BERT is a transformer-based model that was proposed in the paper [BERT: Pre-training of Deep Bidirectional Transformers for Language Understanding](https://arxiv.org/abs/1810.04805). BERT stands for Bidirectional Encoder Representations from Transformers. BERT is a pre-trained model that can be fine-tuned for a variety of NLP tasks.
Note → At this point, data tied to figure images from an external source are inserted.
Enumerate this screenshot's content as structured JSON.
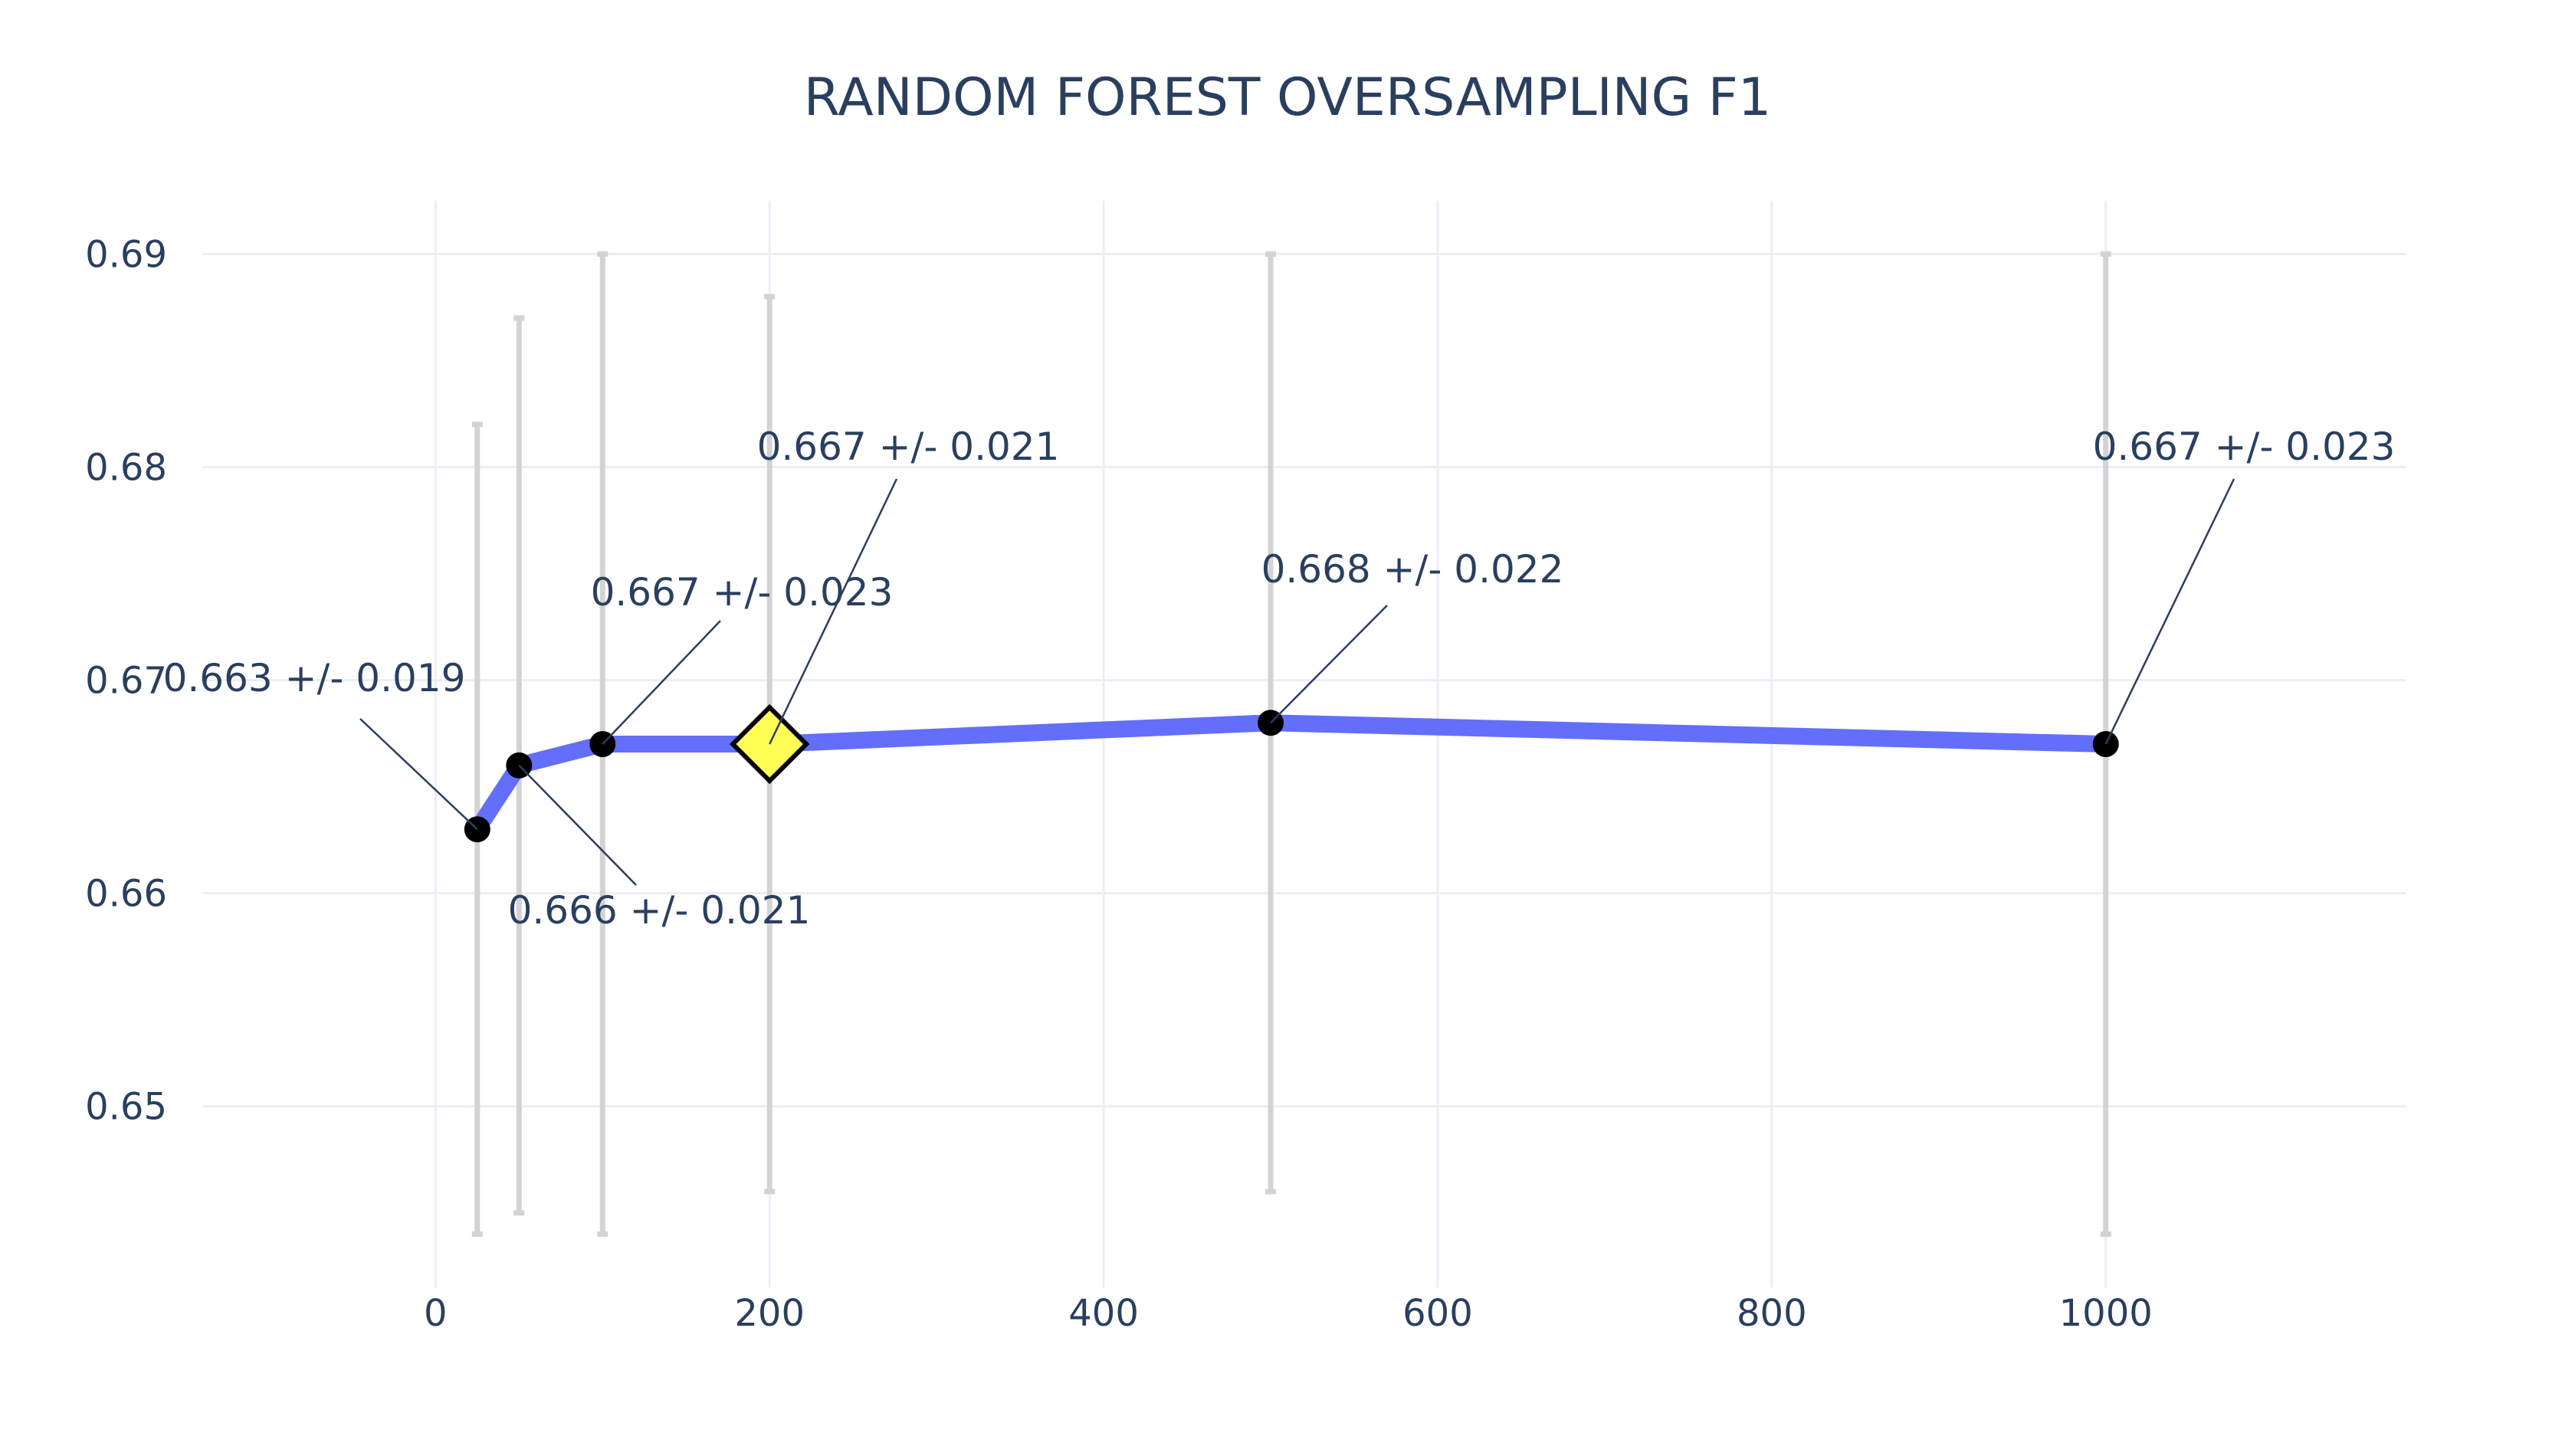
{
  "chart_data": {
    "type": "line",
    "title": "RANDOM FOREST OVERSAMPLING F1",
    "xlabel": "",
    "ylabel": "",
    "xlim": [
      -130,
      1180
    ],
    "ylim": [
      0.6415,
      0.6925
    ],
    "x_ticks": [
      "0",
      "200",
      "400",
      "600",
      "800",
      "1000"
    ],
    "x_tick_values": [
      0,
      200,
      400,
      600,
      800,
      1000
    ],
    "y_ticks": [
      "0.65",
      "0.66",
      "0.67",
      "0.68",
      "0.69"
    ],
    "y_tick_values": [
      0.65,
      0.66,
      0.67,
      0.68,
      0.69
    ],
    "grid": true,
    "series": [
      {
        "x": [
          25,
          50,
          100,
          200,
          500,
          1000
        ],
        "y": [
          0.663,
          0.666,
          0.667,
          0.667,
          0.668,
          0.667
        ],
        "error": [
          0.019,
          0.021,
          0.023,
          0.021,
          0.022,
          0.023
        ],
        "line_color": "#636efa",
        "marker_color": "#000000",
        "error_color": "#d3d3d3",
        "highlight_index": 3,
        "highlight_color": "#ffff55"
      }
    ],
    "annotations": [
      {
        "text": "0.663 +/- 0.019",
        "point_index": 0
      },
      {
        "text": "0.666 +/- 0.021",
        "point_index": 1
      },
      {
        "text": "0.667 +/- 0.023",
        "point_index": 2
      },
      {
        "text": "0.667 +/- 0.021",
        "point_index": 3
      },
      {
        "text": "0.668 +/- 0.022",
        "point_index": 4
      },
      {
        "text": "0.667 +/- 0.023",
        "point_index": 5
      }
    ]
  }
}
BERT is a bidirectional model that uses the Transformer encoder architecture. 

In [28]:
from transformers import (
    RobertaTokenizer,
    BertTokenizer,
    BertForSequenceClassification,
)
from sklearn.model_selection import train_test_split

In [29]:
text_data_X = requirement_relevancy_dataset["action_part"]
label_data_y = requirement_relevancy_dataset["label"]

In [30]:
robert_tokenizer = RobertaTokenizer.from_pretrained("roberta-base")

In [31]:
tokenized_text_data_X = robert_tokenizer(
    text_data_X.tolist(), padding="max_length", return_tensors="pt", max_length=128
)
tokenized_text_data_X = {
    key: val.to(MY_DEVICE) for key, val in tokenized_text_data_X.items()
}

In [32]:
tokenized_text_data_y = robert_tokenizer(
    label_data_y.tolist(), padding="max_length", return_tensors="pt", max_length=16
)

tokenized_text_data_y = {
    key: val.to(MY_DEVICE) for key, val in tokenized_text_data_y.items()
}

In [33]:
bert_model = BertForSequenceClassification.from_pretrained(
    "bert-base-uncased", num_labels=2, device_map=MY_DEVICE
)

ImportError: Using `low_cpu_mem_usage=True` or a `device_map` requires Accelerate: `pip install accelerate`

## Oversampling Of Data

The dataset is pretty imbalanced. So, we will oversample the data to make it balanced. We are currently analyzing various oversampling techniques. We will use the best one for our model. To know more about the various oversampling techniques, please refer to this [link](https://pypi.org/project/smote-variants/)


### SMOTE

SMOTE is an oversampling technique where the synthetic samples are generated for the minority class. This algorithm helps to overcome the overfitting problem posed by random oversampling. It randomly picks a point from the minority class and computes the k-nearest neighbors for this point. The synthetic points are added between the chosen point and its neighbors.


In [None]:
import smote_variants as sv

In [None]:
smote_oversampler = sv.MulticlassOversampling(
    oversampler="distance_SMOTE", oversampler_params={"random_state": 5}
)

In [None]:
oversamplex_X, oversamplex_y = smote_oversampler.sample(
    tokenized_text_data_X, tokenized_text_data_y
)

2024-01-13 00:37:55,104:INFO:MulticlassOversampling: Running multiclass oversampling with strategy eq_1_vs_many_successive


TypeError: unhashable type: 'dict'